During her first year at parkrun Christie clocked up 50 parkruns, and in 2023 did a handful of 10kms, and a 12km running event. Still, she admits she’s not the quickest runner... although she has knocked off almost 10 minutes from her original 5km time.
“I’m a slow runner and it doesn’t matter a bit. I’m just in the mix with everyone else. Joining parkrun has encouraged me to try different things. I did a trail run this year which I never would have thought I could do six months ago.”
The benefits of running with a community
As well as giving her a new group of friends, Christie says parkrun has improved her physical and mental health.
“I think how we feel mentally and physically go hand in hand, and parkrun has definitely benefited me. I have more energy, my sleep routine is better, I’ve continued to lose weight and I eat more healthily. The community aspect of parkrun has been amazing. After our runs we might go grab a coffee and someone’s always on Messenger to chat too. There have been so many pay offs.”
While you might not need parkrun to start walking or running, Christie admits it helps – a lot!
“Because parkrun is every week it can become part of your life really easily. I never have anything else to do on a Saturday morning so there’s no excuse not to go. I don’t even need to think about it. Running on your own is fine, but it can get a bit boring after a while. parkrun is great motivation and running in a group has made me a better runner. I often get better times for a 5km at parkrun than anywhere else.”
Now hoping to do her first half marathon in the Barossa Valley in 2024, Christie says she wouldn’t rule out one day doing a full marathon.
“I never thought I’d even consider doing such a long run. But after joining parkrun I’ve started to think that maybe I could. It’s given me that confidence.”
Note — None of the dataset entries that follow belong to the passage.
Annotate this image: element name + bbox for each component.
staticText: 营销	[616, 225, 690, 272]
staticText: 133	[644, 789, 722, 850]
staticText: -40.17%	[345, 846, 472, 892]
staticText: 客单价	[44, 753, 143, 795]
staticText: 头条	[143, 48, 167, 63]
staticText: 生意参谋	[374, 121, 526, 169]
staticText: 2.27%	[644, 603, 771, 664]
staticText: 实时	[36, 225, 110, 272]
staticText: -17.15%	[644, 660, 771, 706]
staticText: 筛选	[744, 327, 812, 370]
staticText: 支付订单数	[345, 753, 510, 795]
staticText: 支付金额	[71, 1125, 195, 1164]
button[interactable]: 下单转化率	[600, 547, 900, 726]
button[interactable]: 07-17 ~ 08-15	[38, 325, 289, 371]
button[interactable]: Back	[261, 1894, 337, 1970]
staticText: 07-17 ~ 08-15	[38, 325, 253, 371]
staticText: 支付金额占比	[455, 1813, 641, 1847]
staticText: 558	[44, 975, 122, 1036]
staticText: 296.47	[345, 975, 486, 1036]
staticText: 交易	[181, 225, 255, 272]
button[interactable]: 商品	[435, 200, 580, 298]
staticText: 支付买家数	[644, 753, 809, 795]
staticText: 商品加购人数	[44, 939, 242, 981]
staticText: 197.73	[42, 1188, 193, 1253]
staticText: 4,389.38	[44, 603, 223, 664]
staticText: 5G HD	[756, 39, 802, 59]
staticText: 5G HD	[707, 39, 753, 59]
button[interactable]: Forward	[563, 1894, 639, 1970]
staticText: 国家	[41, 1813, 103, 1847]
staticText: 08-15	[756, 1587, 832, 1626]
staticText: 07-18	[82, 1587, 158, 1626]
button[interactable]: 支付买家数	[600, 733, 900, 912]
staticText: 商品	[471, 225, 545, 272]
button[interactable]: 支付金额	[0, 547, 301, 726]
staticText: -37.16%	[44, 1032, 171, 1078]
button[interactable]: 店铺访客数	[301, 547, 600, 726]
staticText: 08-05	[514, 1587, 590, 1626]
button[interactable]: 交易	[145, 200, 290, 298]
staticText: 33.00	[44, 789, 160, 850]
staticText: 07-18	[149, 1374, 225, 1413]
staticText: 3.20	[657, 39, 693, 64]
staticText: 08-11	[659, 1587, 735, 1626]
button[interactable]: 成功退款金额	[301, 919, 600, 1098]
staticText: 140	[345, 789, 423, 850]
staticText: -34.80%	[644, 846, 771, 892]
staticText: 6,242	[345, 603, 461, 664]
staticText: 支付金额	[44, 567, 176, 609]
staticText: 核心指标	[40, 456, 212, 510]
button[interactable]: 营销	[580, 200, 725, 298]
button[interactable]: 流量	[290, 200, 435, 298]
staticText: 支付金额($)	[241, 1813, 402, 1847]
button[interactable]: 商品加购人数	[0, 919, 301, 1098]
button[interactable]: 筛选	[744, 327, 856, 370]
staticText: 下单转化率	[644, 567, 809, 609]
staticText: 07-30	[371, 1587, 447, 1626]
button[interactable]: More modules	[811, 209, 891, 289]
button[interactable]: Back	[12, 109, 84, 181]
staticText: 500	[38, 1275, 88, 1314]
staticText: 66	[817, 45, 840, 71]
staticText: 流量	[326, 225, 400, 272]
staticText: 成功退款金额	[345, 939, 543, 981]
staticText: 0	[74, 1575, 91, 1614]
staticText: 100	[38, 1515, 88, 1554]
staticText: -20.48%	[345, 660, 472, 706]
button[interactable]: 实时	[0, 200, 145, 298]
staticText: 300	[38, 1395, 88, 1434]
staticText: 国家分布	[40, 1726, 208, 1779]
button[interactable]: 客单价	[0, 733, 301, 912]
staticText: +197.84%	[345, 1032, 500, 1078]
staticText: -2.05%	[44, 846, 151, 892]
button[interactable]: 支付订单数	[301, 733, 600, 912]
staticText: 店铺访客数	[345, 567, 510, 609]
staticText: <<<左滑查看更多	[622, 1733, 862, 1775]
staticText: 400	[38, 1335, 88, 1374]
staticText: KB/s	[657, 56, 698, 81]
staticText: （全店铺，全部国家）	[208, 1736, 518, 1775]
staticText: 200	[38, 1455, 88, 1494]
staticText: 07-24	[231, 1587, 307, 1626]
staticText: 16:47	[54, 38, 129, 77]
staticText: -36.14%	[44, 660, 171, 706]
Find out more about parkrun and your local events here.
Top tips for new runners
If you haven’t run before or recently, it’s not realistic to try and run 10km off the bat. Start with short jog/walk combinations, running for one minute, walking for one minute, and build up from there over a few weeks to help prevent muscle strain and injury. Always consult your GP before starting a new exercise program.
Support your body
If you’d like to increase your running fitness, other types of exercise can help. Consider some lower and upper body weight training to increase muscle strength, yoga or Pilates to improve flexibility, and a low or no-impact cardio such as swimming to support overall fitness.
Incorporate a rest day
Everyone deserves a day off, and at least one rest day every week can help your muscles repair and assist with mental motivation.